Christos Lisgaras

Personal information
- Date of birth: 12 February 1986 (age 40)
- Place of birth: Ioannina, Greece
- Height: 1.89 m (6 ft 2+1⁄2 in)
- Position: Centre-back

Youth career
- 0000–2004: Olympiacos

Senior career*
- Years: Team / Apps / (Gls)
- 2004–2005: Olympiacos / 0 / (0)
- 2005–2009: Panachaiki / 83 / (0)
- 2009–2010: Vyzas Megara / 31 / (3)
- 2010–2013: Levadiakos / 49 / (6)
- 2013–2014: Asteras Tripolis / 3 / (0)
- 2014–2020: Xanthi / 136 / (10)
- 2020–2022: Apollon Smyrnis / 43 / (0)
- 2022–2023: Makedonikos / 24 / (0)
- 2023–2025: Anagennisi Artas / 17 / (5)

International career
- 2005: Greece U19 / 5 / (0)

= Christos Lisgaras =

Greek footballer

Christos Lisgaras (Χρήστος Λισγάρας; born 12 February 1986) is a former Greek professional footballer who played as a centre-back .

==Career==

He started his career at the youth teams of Olympiacos.

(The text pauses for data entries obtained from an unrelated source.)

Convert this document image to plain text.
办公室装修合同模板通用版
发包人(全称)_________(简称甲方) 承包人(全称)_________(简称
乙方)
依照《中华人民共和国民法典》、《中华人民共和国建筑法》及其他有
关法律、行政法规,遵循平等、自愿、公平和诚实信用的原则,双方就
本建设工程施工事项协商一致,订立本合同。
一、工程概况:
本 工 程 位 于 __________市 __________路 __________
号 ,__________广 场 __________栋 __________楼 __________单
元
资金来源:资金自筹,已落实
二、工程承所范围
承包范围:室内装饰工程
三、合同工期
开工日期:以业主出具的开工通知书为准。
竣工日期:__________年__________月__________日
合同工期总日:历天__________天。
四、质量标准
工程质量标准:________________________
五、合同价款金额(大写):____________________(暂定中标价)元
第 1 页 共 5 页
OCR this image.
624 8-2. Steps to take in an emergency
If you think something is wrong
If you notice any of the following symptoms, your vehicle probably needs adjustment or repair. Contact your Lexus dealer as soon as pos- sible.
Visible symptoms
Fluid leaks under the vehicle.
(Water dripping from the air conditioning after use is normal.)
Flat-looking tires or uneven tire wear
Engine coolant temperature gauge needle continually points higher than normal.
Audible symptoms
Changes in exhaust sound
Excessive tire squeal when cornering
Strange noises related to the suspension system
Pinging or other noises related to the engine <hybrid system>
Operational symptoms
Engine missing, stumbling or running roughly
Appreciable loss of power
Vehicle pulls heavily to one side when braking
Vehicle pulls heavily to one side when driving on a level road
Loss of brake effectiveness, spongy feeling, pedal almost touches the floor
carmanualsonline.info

In 2005, he signed for Panachaiki, where he stayed for 4 years. In 2009, he moved to Vyzas Megaron and he joined current club Levadiakos in 2010. He stayed for three years and in the summer of 2013, he signed a year contract with Asteras Tripolis. Since 2014, he played for Xanthi.